The Federal Reserve cut interest rates this week. So naturally, mortgage rates went along for the ride, right?
The benchmark 30-year fixed-rate mortgage rose 4 basis points, to 6.32 percent, according to the Bankrate.com national survey of large lenders. A basis point is one-hundredth of 1 percentage point. The mortgages in this week’s survey had an average total of 0.34 discount and origination points. One year ago, the mortgage index was 6.44 percent; four weeks ago, it was 6.58 percent.
The benchmark 15-year fixed-rate mortgage rose 4 basis points, to 6 percent. The benchmark 5/1 adjustable-rate mortgage rose 11 basis points, to 6.41 percent. On larger loans, the benchmark 30-year jumbo rose 3 basis points, to 7.23 percent.
On Tuesday, the Federal Reserve cut the overnight federal funds rate by half a percentage point.

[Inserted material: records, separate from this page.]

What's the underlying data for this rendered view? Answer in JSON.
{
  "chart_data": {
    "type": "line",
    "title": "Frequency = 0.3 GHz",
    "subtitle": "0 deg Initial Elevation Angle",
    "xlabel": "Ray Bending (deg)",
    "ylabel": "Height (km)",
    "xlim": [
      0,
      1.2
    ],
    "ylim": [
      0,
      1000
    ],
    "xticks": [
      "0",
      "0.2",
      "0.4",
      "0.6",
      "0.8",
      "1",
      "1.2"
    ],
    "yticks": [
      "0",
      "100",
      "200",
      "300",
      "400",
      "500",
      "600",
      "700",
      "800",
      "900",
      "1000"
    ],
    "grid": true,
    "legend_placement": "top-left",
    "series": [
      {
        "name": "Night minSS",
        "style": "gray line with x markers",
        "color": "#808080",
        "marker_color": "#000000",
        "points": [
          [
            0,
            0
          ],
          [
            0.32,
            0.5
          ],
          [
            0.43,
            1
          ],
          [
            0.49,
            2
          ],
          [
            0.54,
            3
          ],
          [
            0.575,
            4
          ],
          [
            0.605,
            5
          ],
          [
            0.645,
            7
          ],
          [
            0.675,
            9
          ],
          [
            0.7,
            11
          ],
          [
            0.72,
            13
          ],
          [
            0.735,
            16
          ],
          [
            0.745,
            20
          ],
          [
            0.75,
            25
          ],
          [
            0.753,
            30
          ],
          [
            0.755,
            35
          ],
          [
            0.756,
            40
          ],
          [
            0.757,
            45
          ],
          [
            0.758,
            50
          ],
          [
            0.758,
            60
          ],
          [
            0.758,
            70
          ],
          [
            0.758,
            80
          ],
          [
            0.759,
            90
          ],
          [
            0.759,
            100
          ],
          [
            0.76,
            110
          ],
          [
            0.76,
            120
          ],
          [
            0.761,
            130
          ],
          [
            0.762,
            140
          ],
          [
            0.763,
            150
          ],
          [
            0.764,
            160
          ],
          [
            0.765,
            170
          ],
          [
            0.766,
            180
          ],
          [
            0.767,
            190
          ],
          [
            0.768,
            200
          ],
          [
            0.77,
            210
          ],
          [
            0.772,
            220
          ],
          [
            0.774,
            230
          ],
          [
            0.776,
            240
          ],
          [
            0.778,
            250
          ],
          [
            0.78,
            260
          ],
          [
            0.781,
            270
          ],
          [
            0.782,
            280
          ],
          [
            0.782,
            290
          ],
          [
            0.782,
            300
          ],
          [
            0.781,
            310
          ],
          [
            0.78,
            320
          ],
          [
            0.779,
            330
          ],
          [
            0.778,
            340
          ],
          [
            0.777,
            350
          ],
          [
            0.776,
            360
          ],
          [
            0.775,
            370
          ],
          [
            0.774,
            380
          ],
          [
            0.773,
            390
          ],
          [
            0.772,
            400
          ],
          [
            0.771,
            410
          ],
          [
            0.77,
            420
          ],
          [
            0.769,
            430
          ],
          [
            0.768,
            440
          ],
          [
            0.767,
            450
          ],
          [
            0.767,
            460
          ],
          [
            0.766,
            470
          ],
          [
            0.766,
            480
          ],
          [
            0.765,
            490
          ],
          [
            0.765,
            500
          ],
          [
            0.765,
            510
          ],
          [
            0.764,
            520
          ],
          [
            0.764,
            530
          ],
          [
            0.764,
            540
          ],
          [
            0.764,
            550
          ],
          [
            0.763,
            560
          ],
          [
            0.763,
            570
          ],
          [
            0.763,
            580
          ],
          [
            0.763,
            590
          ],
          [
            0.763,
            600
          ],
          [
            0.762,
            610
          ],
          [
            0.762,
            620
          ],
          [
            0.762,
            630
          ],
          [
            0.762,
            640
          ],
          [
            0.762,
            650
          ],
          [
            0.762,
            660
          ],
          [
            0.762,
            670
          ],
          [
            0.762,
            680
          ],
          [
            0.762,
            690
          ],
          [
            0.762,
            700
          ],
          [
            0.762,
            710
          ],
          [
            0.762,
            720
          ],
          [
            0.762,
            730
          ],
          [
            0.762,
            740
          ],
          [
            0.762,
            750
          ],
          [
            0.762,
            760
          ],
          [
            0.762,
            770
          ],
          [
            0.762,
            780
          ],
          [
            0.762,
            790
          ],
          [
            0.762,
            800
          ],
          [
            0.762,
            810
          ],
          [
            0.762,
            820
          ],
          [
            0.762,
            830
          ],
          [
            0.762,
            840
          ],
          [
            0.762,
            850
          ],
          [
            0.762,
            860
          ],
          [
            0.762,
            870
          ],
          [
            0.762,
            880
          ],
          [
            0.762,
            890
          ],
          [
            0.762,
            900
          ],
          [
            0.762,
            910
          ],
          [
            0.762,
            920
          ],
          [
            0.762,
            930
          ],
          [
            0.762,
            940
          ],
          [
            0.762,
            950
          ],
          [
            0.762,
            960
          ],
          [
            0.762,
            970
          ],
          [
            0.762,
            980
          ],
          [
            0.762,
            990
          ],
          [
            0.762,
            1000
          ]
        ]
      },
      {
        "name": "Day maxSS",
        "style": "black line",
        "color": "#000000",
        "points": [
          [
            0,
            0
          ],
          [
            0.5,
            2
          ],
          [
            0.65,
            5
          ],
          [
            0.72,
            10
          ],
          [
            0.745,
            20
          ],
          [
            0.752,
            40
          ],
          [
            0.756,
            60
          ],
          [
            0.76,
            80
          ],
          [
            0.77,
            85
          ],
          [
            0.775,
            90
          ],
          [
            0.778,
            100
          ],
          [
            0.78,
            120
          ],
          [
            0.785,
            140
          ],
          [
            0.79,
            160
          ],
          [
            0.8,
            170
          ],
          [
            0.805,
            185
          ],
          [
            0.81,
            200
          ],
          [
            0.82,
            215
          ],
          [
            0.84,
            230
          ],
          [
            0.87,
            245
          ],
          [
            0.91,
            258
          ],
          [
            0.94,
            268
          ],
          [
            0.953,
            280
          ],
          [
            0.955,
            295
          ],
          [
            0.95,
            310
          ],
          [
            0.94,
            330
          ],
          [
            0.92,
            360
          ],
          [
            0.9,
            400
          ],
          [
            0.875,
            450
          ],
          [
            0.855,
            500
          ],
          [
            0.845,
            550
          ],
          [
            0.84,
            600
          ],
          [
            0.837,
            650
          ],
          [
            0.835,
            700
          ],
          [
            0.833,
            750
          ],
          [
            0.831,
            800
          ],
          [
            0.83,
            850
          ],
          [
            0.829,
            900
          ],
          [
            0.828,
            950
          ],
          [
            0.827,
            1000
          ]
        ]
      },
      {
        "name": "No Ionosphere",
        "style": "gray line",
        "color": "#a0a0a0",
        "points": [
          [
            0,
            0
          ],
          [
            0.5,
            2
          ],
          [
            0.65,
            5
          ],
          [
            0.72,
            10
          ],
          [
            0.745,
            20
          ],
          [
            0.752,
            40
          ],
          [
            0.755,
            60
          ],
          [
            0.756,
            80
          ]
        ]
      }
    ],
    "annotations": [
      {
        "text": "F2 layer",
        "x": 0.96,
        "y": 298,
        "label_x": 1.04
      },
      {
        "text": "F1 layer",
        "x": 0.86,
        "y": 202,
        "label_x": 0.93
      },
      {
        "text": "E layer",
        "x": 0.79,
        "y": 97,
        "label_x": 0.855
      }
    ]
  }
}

The central bank explained that “the tightening of credit conditions has the potential to intensify the housing correction and to restrain economic growth more generally.”
The Fed’s goal wasn’t to send mortgage rates lower. Among other things, the central bank wanted to induce lenders to say yes more often — especially to jumbo borrowers, who have applied for mortgages greater than the conforming limit of $417,000. In the past month, lenders have become more reluctant to extend jumbo mortgages because investors are scared of buying packages of jumbo loans. Investors, both domestic and foreign, are not sure about the quality of the loans out there. That’s what has frozen up the jumbo market, and observers believe the Fed was trying to thaw it out.

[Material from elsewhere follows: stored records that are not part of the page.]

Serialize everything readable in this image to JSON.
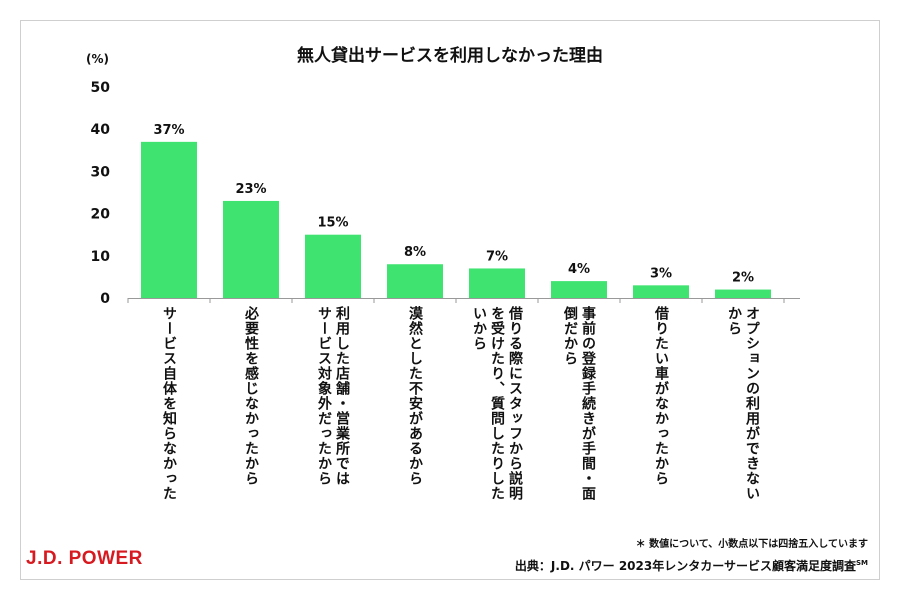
{
  "chart_data": {
    "type": "bar",
    "title": "無人貸出サービスを利用しなかった理由",
    "y_unit": "(%)",
    "ylim": [
      0,
      50
    ],
    "yticks": [
      0,
      10,
      20,
      30,
      40,
      50
    ],
    "bar_color": "#3ee370",
    "grid": false,
    "categories": [
      "サービス自体を知らなかった",
      "必要性を感じなかったから",
      "利用した店舗・営業所ではサービス対象外だったから",
      "漠然とした不安があるから",
      "借りる際にスタッフから説明を受けたり、質問したりしたいから",
      "事前の登録手続きが手間・面倒だから",
      "借りたい車がなかったから",
      "オプションの利用ができないから"
    ],
    "category_lines": [
      [
        "サービス自体を知らなかった"
      ],
      [
        "必要性を感じなかったから"
      ],
      [
        "利用した店舗・営業所では",
        "サービス対象外だったから"
      ],
      [
        "漠然とした不安があるから"
      ],
      [
        "借りる際にスタッフから説明",
        "を受けたり、質問したりした",
        "いから"
      ],
      [
        "事前の登録手続きが手間・面",
        "倒だから"
      ],
      [
        "借りたい車がなかったから"
      ],
      [
        "オプションの利用ができない",
        "から"
      ]
    ],
    "values": [
      37,
      23,
      15,
      8,
      7,
      4,
      3,
      2
    ],
    "data_labels": [
      "37%",
      "23%",
      "15%",
      "8%",
      "7%",
      "4%",
      "3%",
      "2%"
    ]
  },
  "footer": {
    "note": "＊ 数値について、小数点以下は四捨五入しています",
    "source": "出典：J.D. パワー 2023年レンタカーサービス顧客満足度調査",
    "source_mark": "SM",
    "logo": "J.D. POWER",
    "logo_color": "#d71920"
  }
}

“I think the Fed took an aggressive stance here,” says Bob Walters, chief economist for Quicken Loans. The central bank, Walters says, showed clear concern over what’s happening in credit markets, the housing market and the overall economy.

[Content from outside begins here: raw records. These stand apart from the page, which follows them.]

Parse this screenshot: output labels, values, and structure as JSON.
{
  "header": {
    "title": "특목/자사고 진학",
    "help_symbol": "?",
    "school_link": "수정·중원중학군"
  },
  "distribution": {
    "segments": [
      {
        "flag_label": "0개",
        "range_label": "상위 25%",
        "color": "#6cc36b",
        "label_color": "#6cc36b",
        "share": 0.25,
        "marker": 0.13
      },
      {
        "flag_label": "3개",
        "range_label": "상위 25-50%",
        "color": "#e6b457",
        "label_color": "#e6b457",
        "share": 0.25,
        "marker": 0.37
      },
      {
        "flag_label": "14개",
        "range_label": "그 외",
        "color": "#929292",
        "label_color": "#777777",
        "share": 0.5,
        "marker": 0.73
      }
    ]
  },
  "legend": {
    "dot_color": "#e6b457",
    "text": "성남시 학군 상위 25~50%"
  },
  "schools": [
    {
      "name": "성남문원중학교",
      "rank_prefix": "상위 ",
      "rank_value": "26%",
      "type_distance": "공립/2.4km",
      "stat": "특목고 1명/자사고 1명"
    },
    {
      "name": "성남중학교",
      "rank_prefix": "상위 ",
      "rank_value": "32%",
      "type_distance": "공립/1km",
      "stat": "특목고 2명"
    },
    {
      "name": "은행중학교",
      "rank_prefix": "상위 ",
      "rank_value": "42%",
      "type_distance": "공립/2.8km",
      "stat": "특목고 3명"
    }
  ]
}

So why did mortgage rates go up this week, instead of heading down? Mortgage rates got ahead of the Fed, that’s all. Two months ago, the benchmark rate on the 30-year fixed was 6.82 percent. Not long after, investors started to get clued in that the Fed really might cut short-term rates — and mortgage rates have fallen in six of the nine weeks since then.
How much did rates fall since that mid-July peak? Last week, they had fallen 54 basis points. This week, the Fed cut short-term rates by 50 basis points, and the 30-year fixed went up 4.
In other words, both the federal funds rate and the 30-year fixed have fallen by identical amounts in nine weeks. The Fed was just catching up.